2008年02月05日 | ことばを巡る色色
子どもの頃の私といえば、色鮮やかが大好きだった。と言っても、着る物・持ち物というわけではない。着ている物は、鼠色やら象牙色やらで、母が当人には適わぬ私の虚像に向かって買ってくる、リボンやら蜜柑色やら薔薇色やらは恥ずかしくて着られなかった。ではどんな鮮やかが好きだったかと言えば、例えばお引きずりの着物やらクラシックレースのドレスやらを思い描くことで。そのイメージの中でそれを纏っているのはわたしではない。鮮やかなものはやはり、「見るもの」であり、withのものではなかった。故に、好きな時代も元禄とか、安土桃山とか、きんきらで多色の時代だった。古墳とか、弥生とか、縄文とか、どれもこれも出土品は茶色くって、お城とかお寺とかもモノトーンだし、武士とかって色と言えば「血」の赤だけだし、一体何がそんなに面白いのか、興味をそそるのか、いっこもわからへんし! だった。茶色の時代が好きな人って、一体何が思白くって生きてるんでしょ、ってね。
ところが、最近、それが面白くなってきちゃった。
うーーーん。
寺巡り、古墳廻り 古道歩き これは「年寄り」的趣味 だよね。
ひょっとして、年をとったから私はこういうものが面白いと思ってきちゃっているんだろうか。

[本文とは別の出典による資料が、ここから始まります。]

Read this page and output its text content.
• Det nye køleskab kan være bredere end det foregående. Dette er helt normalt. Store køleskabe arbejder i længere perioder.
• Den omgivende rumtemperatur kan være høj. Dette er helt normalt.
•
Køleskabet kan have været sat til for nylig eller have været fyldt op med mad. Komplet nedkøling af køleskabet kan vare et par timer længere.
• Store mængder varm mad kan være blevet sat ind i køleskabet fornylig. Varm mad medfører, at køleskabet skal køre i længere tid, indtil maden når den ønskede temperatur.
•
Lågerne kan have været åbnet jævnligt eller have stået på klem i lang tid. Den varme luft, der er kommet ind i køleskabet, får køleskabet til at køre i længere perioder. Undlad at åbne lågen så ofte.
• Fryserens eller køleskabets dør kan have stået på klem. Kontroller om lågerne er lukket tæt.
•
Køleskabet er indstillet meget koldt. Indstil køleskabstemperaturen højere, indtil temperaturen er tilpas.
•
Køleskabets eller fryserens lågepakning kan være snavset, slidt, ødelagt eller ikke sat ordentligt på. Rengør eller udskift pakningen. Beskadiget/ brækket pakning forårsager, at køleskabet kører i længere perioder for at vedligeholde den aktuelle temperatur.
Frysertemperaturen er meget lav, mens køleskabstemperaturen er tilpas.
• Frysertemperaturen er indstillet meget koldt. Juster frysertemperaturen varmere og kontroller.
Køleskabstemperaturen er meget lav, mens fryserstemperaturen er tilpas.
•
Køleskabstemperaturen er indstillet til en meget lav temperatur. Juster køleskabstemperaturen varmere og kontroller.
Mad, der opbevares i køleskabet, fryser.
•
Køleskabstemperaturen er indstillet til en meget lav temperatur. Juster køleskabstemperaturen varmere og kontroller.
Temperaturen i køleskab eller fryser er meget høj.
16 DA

いやいや、そんなことはない! ちょいと視野が広がっただけだし。年寄りがみんな古墳や寺が好きなわけではないし。そもそも、なんで、 老人=寺めぐり=ご利益大好き って固定観念があるんだろう。老人の何パーセントが寺好きなんだろう。老人になったことによって寺好きになった人はどれくらいなんだろう。

とムキになって否定しようとするのもいささかみっともないけど。
ただ、知るということは「意味」をつけるものだなあ、と思う。「風景」を名づけていき、パノラマ写真様であった「物」を頭の中の箱に分別していくことだなあと思う。
新しき「茶色」の時代が私の中で始まった様でございます。